Proxy ARP

Posted by Bradley | ethernet | Tuesday 8 July 2008 15:05

The command no ip proxy-arp was one of those things which I saw in IOS configs and wasn’t to sure what proxy arp is used for or why it exists. Proxy ARP is where a router will respond on behalf of another device, it was used heavily in networks before the days of DHCP & default gateways where a host would ARP for an address that wasn’t on its subnet (modern networks just send the packets to the default gateway instead of arping for the address), the router on the local network would then act as a “proxy” and respond on behalf of the device outside of the subnet.

Proxy ARP isn’t used if hosts are set with default gateways or have routing intelligence, setting a default gateway instead of using proxy ARP is a much better option.
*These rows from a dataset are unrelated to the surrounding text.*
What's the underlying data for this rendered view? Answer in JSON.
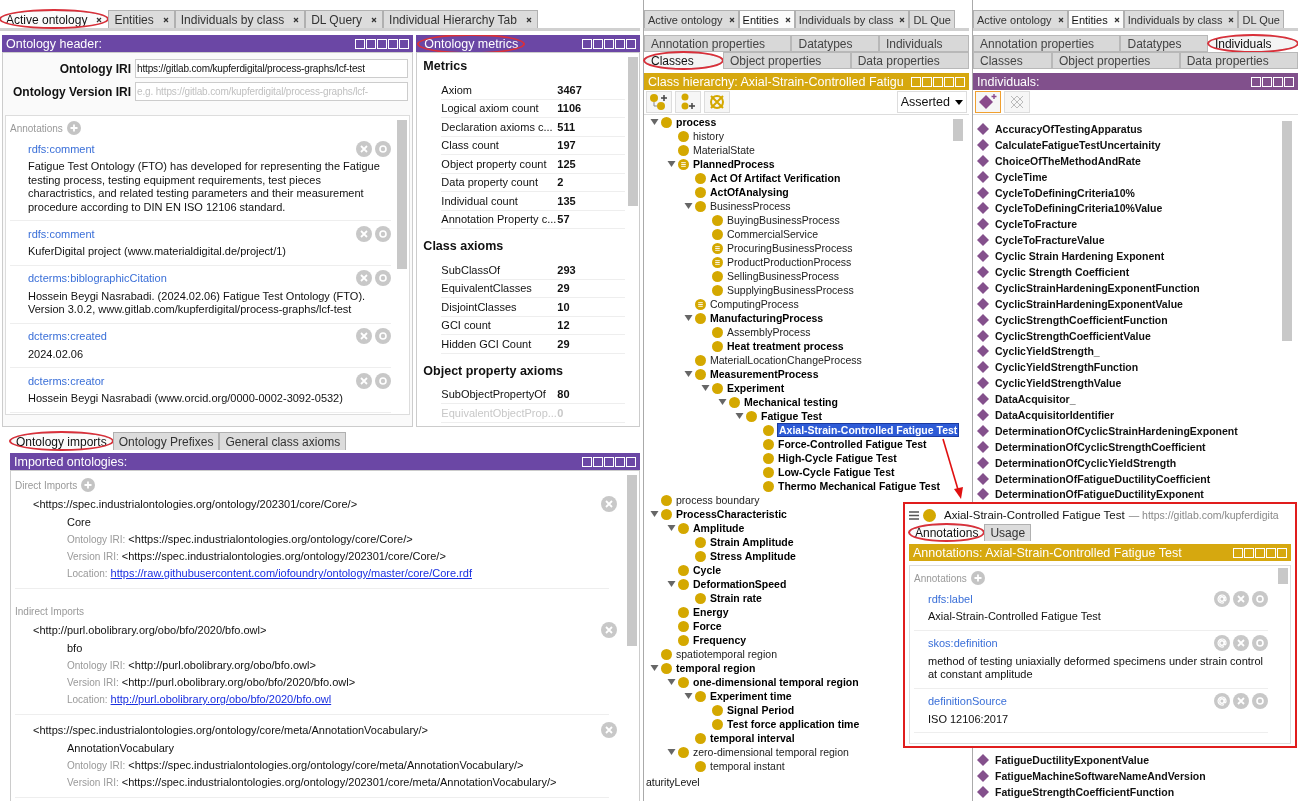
{
  "left": {
    "tabs": [
      {
        "label": "Active ontology",
        "selected": true,
        "circled": true,
        "closable": true
      },
      {
        "label": "Entities",
        "selected": false,
        "circled": false,
        "closable": true
      },
      {
        "label": "Individuals by class",
        "selected": false,
        "circled": false,
        "closable": true
      },
      {
        "label": "DL Query",
        "selected": false,
        "circled": false,
        "closable": true
      },
      {
        "label": "Individual Hierarchy Tab",
        "selected": false,
        "circled": false,
        "closable": true
      }
    ],
    "ontology_header": {
      "title": "Ontology header:",
      "circled": false,
      "fields": [
        {
          "label": "Ontology IRI",
          "value": "https://gitlab.com/kupferdigital/process-graphs/lcf-test"
        },
        {
          "label": "Ontology Version IRI",
          "placeholder": "e.g. https://gitlab.com/kupferdigital/process-graphs/lcf-"
        }
      ],
      "annotations_label": "Annotations",
      "annotations": [
        {
          "property": "rdfs:comment",
          "value": "Fatigue Test Ontology (FTO) has developed for representing the Fatigue testing process, testing equipment requirements, test pieces charactristics, and related testing parameters and their measurement procedure according to DIN EN ISO 12106 standard."
        },
        {
          "property": "rdfs:comment",
          "value": "KuferDigital project (www.materialdigital.de/project/1)"
        },
        {
          "property": "dcterms:biblographicCitation",
          "value": "Hossein Beygi Nasrabadi. (2024.02.06) Fatigue Test Ontology (FTO). Version 3.0.2, www.gitlab.com/kupferdigital/process-graphs/lcf-test"
        },
        {
          "property": "dcterms:created",
          "value": "2024.02.06"
        },
        {
          "property": "dcterms:creator",
          "value": "Hossein Beygi Nasrabadi (www.orcid.org/0000-0002-3092-0532)"
        }
      ]
    },
    "ontology_metrics": {
      "title": "Ontology metrics",
      "circled": true,
      "sections": [
        {
          "heading": "Metrics",
          "rows": [
            {
              "name": "Axiom",
              "value": "3467",
              "dimmed": false
            },
            {
              "name": "Logical axiom count",
              "value": "1106",
              "dimmed": false
            },
            {
              "name": "Declaration axioms c...",
              "value": "511",
              "dimmed": false
            },
            {
              "name": "Class count",
              "value": "197",
              "dimmed": false
            },
            {
              "name": "Object property count",
              "value": "125",
              "dimmed": false
            },
            {
              "name": "Data property count",
              "value": "2",
              "dimmed": false
            },
            {
              "name": "Individual count",
              "value": "135",
              "dimmed": false
            },
            {
              "name": "Annotation Property c...",
              "value": "57",
              "dimmed": false
            }
          ]
        },
        {
          "heading": "Class axioms",
          "rows": [
            {
              "name": "SubClassOf",
              "value": "293",
              "dimmed": false
            },
            {
              "name": "EquivalentClasses",
              "value": "29",
              "dimmed": false
            },
            {
              "name": "DisjointClasses",
              "value": "10",
              "dimmed": false
            },
            {
              "name": "GCI count",
              "value": "12",
              "dimmed": false
            },
            {
              "name": "Hidden GCI Count",
              "value": "29",
              "dimmed": false
            }
          ]
        },
        {
          "heading": "Object property axioms",
          "rows": [
            {
              "name": "SubObjectPropertyOf",
              "value": "80",
              "dimmed": false
            },
            {
              "name": "EquivalentObjectProp...",
              "value": "0",
              "dimmed": true
            }
          ]
        }
      ]
    },
    "bottom_tabs": [
      {
        "label": "Ontology imports",
        "selected": true,
        "circled": true
      },
      {
        "label": "Ontology Prefixes",
        "selected": false,
        "circled": false
      },
      {
        "label": "General class axioms",
        "selected": false,
        "circled": false
      }
    ],
    "imports_panel": {
      "title": "Imported ontologies:",
      "sections": [
        {
          "heading": "Direct Imports",
          "can_add": true,
          "imports": [
            {
              "iri": "<https://spec.industrialontologies.org/ontology/202301/core/Core/>",
              "name": "Core",
              "details": [
                {
                  "label": "Ontology IRI:",
                  "value": "<https://spec.industrialontologies.org/ontology/core/Core/>",
                  "kind": "text"
                },
                {
                  "label": "Version IRI:",
                  "value": "<https://spec.industrialontologies.org/ontology/202301/core/Core/>",
                  "kind": "text"
                },
                {
                  "label": "Location:",
                  "value": "https://raw.githubusercontent.com/iofoundry/ontology/master/core/Core.rdf",
                  "kind": "link"
                }
              ]
            }
          ]
        },
        {
          "heading": "Indirect Imports",
          "can_add": false,
          "imports": [
            {
              "iri": "<http://purl.obolibrary.org/obo/bfo/2020/bfo.owl>",
              "name": "bfo",
              "details": [
                {
                  "label": "Ontology IRI:",
                  "value": "<http://purl.obolibrary.org/obo/bfo.owl>",
                  "kind": "text"
                },
                {
                  "label": "Version IRI:",
                  "value": "<http://purl.obolibrary.org/obo/bfo/2020/bfo.owl>",
                  "kind": "text"
                },
                {
                  "label": "Location:",
                  "value": "http://purl.obolibrary.org/obo/bfo/2020/bfo.owl",
                  "kind": "link"
                }
              ]
            },
            {
              "iri": "<https://spec.industrialontologies.org/ontology/core/meta/AnnotationVocabulary/>",
              "name": "AnnotationVocabulary",
              "details": [
                {
                  "label": "Ontology IRI:",
                  "value": "<https://spec.industrialontologies.org/ontology/core/meta/AnnotationVocabulary/>",
                  "kind": "text"
                },
                {
                  "label": "Version IRI:",
                  "value": "<https://spec.industrialontologies.org/ontology/202301/core/meta/AnnotationVocabulary/>",
                  "kind": "text"
                }
              ]
            }
          ]
        }
      ]
    }
  },
  "middle": {
    "tabs": [
      {
        "label": "Active ontology",
        "selected": false,
        "circled": false,
        "closable": true
      },
      {
        "label": "Entities",
        "selected": true,
        "circled": false,
        "closable": true
      },
      {
        "label": "Individuals by class",
        "selected": false,
        "circled": false,
        "closable": true
      },
      {
        "label": "DL Que",
        "selected": false,
        "circled": false,
        "closable": false
      }
    ],
    "entity_tabs": [
      [
        {
          "label": "Annotation properties",
          "selected": false,
          "circled": false
        },
        {
          "label": "Datatypes",
          "selected": false,
          "circled": false
        },
        {
          "label": "Individuals",
          "selected": false,
          "circled": false
        }
      ],
      [
        {
          "label": "Classes",
          "selected": true,
          "circled": true
        },
        {
          "label": "Object properties",
          "selected": false,
          "circled": false
        },
        {
          "label": "Data properties",
          "selected": false,
          "circled": false
        }
      ]
    ],
    "class_hierarchy": {
      "title": "Class hierarchy: Axial-Strain-Controlled Fatigu",
      "mode": "Asserted",
      "tree": [
        {
          "label": "process",
          "bold": true,
          "kind": "primitive",
          "selected": false,
          "expanded": true,
          "children": [
            {
              "label": "history",
              "bold": false,
              "kind": "primitive",
              "selected": false
            },
            {
              "label": "MaterialState",
              "bold": false,
              "kind": "primitive",
              "selected": false
            },
            {
              "label": "PlannedProcess",
              "bold": true,
              "kind": "defined",
              "selected": false,
              "expanded": true,
              "children": [
                {
                  "label": "Act Of Artifact Verification",
                  "bold": true,
                  "kind": "primitive",
                  "selected": false
                },
                {
                  "label": "ActOfAnalysing",
                  "bold": true,
                  "kind": "primitive",
                  "selected": false
                },
                {
                  "label": "BusinessProcess",
                  "bold": false,
                  "kind": "primitive",
                  "selected": false,
                  "expanded": true,
                  "children": [
                    {
                      "label": "BuyingBusinessProcess",
                      "bold": false,
                      "kind": "primitive",
                      "selected": false
                    },
                    {
                      "label": "CommercialService",
                      "bold": false,
                      "kind": "primitive",
                      "selected": false
                    },
                    {
                      "label": "ProcuringBusinessProcess",
                      "bold": false,
                      "kind": "defined",
                      "selected": false
                    },
                    {
                      "label": "ProductProductionProcess",
                      "bold": false,
                      "kind": "defined",
                      "selected": false
                    },
                    {
                      "label": "SellingBusinessProcess",
                      "bold": false,
                      "kind": "primitive",
                      "selected": false
                    },
                    {
                      "label": "SupplyingBusinessProcess",
                      "bold": false,
                      "kind": "primitive",
                      "selected": false
                    }
                  ]
                },
                {
                  "label": "ComputingProcess",
                  "bold": false,
                  "kind": "defined",
                  "selected": false
                },
                {
                  "label": "ManufacturingProcess",
                  "bold": true,
                  "kind": "primitive",
                  "selected": false,
                  "expanded": true,
                  "children": [
                    {
                      "label": "AssemblyProcess",
                      "bold": false,
                      "kind": "primitive",
                      "selected": false
                    },
                    {
                      "label": "Heat treatment process",
                      "bold": true,
                      "kind": "primitive",
                      "selected": false
                    }
                  ]
                },
                {
                  "label": "MaterialLocationChangeProcess",
                  "bold": false,
                  "kind": "primitive",
                  "selected": false
                },
                {
                  "label": "MeasurementProcess",
                  "bold": true,
                  "kind": "primitive",
                  "selected": false,
                  "expanded": true,
                  "children": [
                    {
                      "label": "Experiment",
                      "bold": true,
                      "kind": "primitive",
                      "selected": false,
                      "expanded": true,
                      "children": [
                        {
                          "label": "Mechanical testing",
                          "bold": true,
                          "kind": "primitive",
                          "selected": false,
                          "expanded": true,
                          "children": [
                            {
                              "label": "Fatigue Test",
                              "bold": true,
                              "kind": "primitive",
                              "selected": false,
                              "expanded": true,
                              "children": [
                                {
                                  "label": "Axial-Strain-Controlled Fatigue Test",
                                  "bold": true,
                                  "kind": "primitive",
                                  "selected": true
                                },
                                {
                                  "label": "Force-Controlled Fatigue Test",
                                  "bold": true,
                                  "kind": "primitive",
                                  "selected": false
                                },
                                {
                                  "label": "High-Cycle Fatigue Test",
                                  "bold": true,
                                  "kind": "primitive",
                                  "selected": false
                                },
                                {
                                  "label": "Low-Cycle Fatigue Test",
                                  "bold": true,
                                  "kind": "primitive",
                                  "selected": false
                                },
                                {
                                  "label": "Thermo Mechanical Fatigue Test",
                                  "bold": true,
                                  "kind": "primitive",
                                  "selected": false
                                }
                              ]
                            }
                          ]
                        }
                      ]
                    }
                  ]
                }
              ]
            }
          ]
        },
        {
          "label": "process boundary",
          "bold": false,
          "kind": "primitive",
          "selected": false
        },
        {
          "label": "ProcessCharacteristic",
          "bold": true,
          "kind": "primitive",
          "selected": false,
          "expanded": true,
          "children": [
            {
              "label": "Amplitude",
              "bold": true,
              "kind": "primitive",
              "selected": false,
              "expanded": true,
              "children": [
                {
                  "label": "Strain Amplitude",
                  "bold": true,
                  "kind": "primitive",
                  "selected": false
                },
                {
                  "label": "Stress Amplitude",
                  "bold": true,
                  "kind": "primitive",
                  "selected": false
                }
              ]
            },
            {
              "label": "Cycle",
              "bold": true,
              "kind": "primitive",
              "selected": false
            },
            {
              "label": "DeformationSpeed",
              "bold": true,
              "kind": "primitive",
              "selected": false,
              "expanded": true,
              "children": [
                {
                  "label": "Strain rate",
                  "bold": true,
                  "kind": "primitive",
                  "selected": false
                }
              ]
            },
            {
              "label": "Energy",
              "bold": true,
              "kind": "primitive",
              "selected": false
            },
            {
              "label": "Force",
              "bold": true,
              "kind": "primitive",
              "selected": false
            },
            {
              "label": "Frequency",
              "bold": true,
              "kind": "primitive",
              "selected": false
            }
          ]
        },
        {
          "label": "spatiotemporal region",
          "bold": false,
          "kind": "primitive",
          "selected": false
        },
        {
          "label": "temporal region",
          "bold": true,
          "kind": "primitive",
          "selected": false,
          "expanded": true,
          "children": [
            {
              "label": "one-dimensional temporal region",
              "bold": true,
              "kind": "primitive",
              "selected": false,
              "expanded": true,
              "children": [
                {
                  "label": "Experiment time",
                  "bold": true,
                  "kind": "primitive",
                  "selected": false,
                  "expanded": true,
                  "children": [
                    {
                      "label": "Signal Period",
                      "bold": true,
                      "kind": "primitive",
                      "selected": false
                    },
                    {
                      "label": "Test force application time",
                      "bold": true,
                      "kind": "primitive",
                      "selected": false
                    }
                  ]
                },
                {
                  "label": "temporal interval",
                  "bold": true,
                  "kind": "primitive",
                  "selected": false
                }
              ]
            },
            {
              "label": "zero-dimensional temporal region",
              "bold": false,
              "kind": "primitive",
              "selected": false,
              "expanded": true,
              "children": [
                {
                  "label": "temporal instant",
                  "bold": false,
                  "kind": "primitive",
                  "selected": false
                }
              ]
            }
          ]
        }
      ],
      "cut_row": "aturityLevel"
    }
  },
  "right": {
    "tabs": [
      {
        "label": "Active ontology",
        "selected": false,
        "circled": false,
        "closable": true
      },
      {
        "label": "Entities",
        "selected": true,
        "circled": false,
        "closable": true
      },
      {
        "label": "Individuals by class",
        "selected": false,
        "circled": false,
        "closable": true
      },
      {
        "label": "DL Que",
        "selected": false,
        "circled": false,
        "closable": false
      }
    ],
    "entity_tabs": [
      [
        {
          "label": "Annotation properties",
          "selected": false,
          "circled": false
        },
        {
          "label": "Datatypes",
          "selected": false,
          "circled": false
        },
        {
          "label": "Individuals",
          "selected": true,
          "circled": true
        }
      ],
      [
        {
          "label": "Classes",
          "selected": false,
          "circled": false
        },
        {
          "label": "Object properties",
          "selected": false,
          "circled": false
        },
        {
          "label": "Data properties",
          "selected": false,
          "circled": false
        }
      ]
    ],
    "individuals": {
      "title": "Individuals:",
      "items_above": [
        "AccuracyOfTestingApparatus",
        "CalculateFatigueTestUncertainity",
        "ChoiceOfTheMethodAndRate",
        "CycleTime",
        "CycleToDefiningCriteria10%",
        "CycleToDefiningCriteria10%Value",
        "CycleToFracture",
        "CycleToFractureValue",
        "Cyclic Strain Hardening Exponent",
        "Cyclic Strength Coefficient",
        "CyclicStrainHardeningExponentFunction",
        "CyclicStrainHardeningExponentValue",
        "CyclicStrengthCoefficientFunction",
        "CyclicStrengthCoefficientValue",
        "CyclicYieldStrength_",
        "CyclicYieldStrengthFunction",
        "CyclicYieldStrengthValue",
        "DataAcquisitor_",
        "DataAcquisitorIdentifier",
        "DeterminationOfCyclicStrainHardeningExponent",
        "DeterminationOfCyclicStrengthCoefficient",
        "DeterminationOfCyclicYieldStrength",
        "DeterminationOfFatigueDuctilityCoefficient",
        "DeterminationOfFatigueDuctilityExponent"
      ],
      "items_below": [
        "FatigueDuctilityExponentValue",
        "FatigueMachineSoftwareNameAndVersion",
        "FatigueStrengthCoefficientFunction"
      ]
    }
  },
  "popup": {
    "entity": "Axial-Strain-Controlled Fatigue Test",
    "iri": "— https://gitlab.com/kupferdigita",
    "tabs": [
      {
        "label": "Annotations",
        "selected": true,
        "circled": true
      },
      {
        "label": "Usage",
        "selected": false,
        "circled": false
      }
    ],
    "title": "Annotations: Axial-Strain-Controlled Fatigue Test",
    "annotations_label": "Annotations",
    "annotations": [
      {
        "property": "rdfs:label",
        "value": "Axial-Strain-Controlled Fatigue Test"
      },
      {
        "property": "skos:definition",
        "value": "method of testing uniaxially deformed specimens under strain control at constant amplitude"
      },
      {
        "property": "definitionSource",
        "value": "ISO 12106:2017"
      }
    ]
  }
}
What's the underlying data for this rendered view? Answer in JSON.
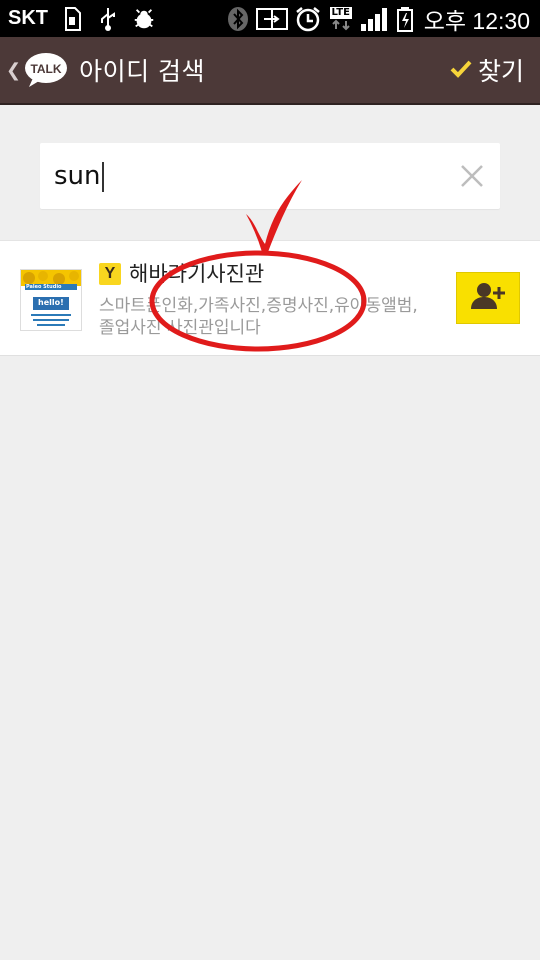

Using Proxy ARP instead of a default gateway results in higher ARP traffic & the ARP tables of the hosts get very large as they maintain an IP/MAC binding for every single address the communicate with.

A pop quiz fact: I haven’t been able to verify this from another source but somebody at work told me that IBM helped created DHCP as they would assign workers/visitors with static IP addresses and as people moved around addresses would get lost, eventually they lost 750,000 addresses and needed to create a solution which stopped this from worsening. This is hear say and I cant vouch for its authenticity but its a decent story to talk about the need for DHCP.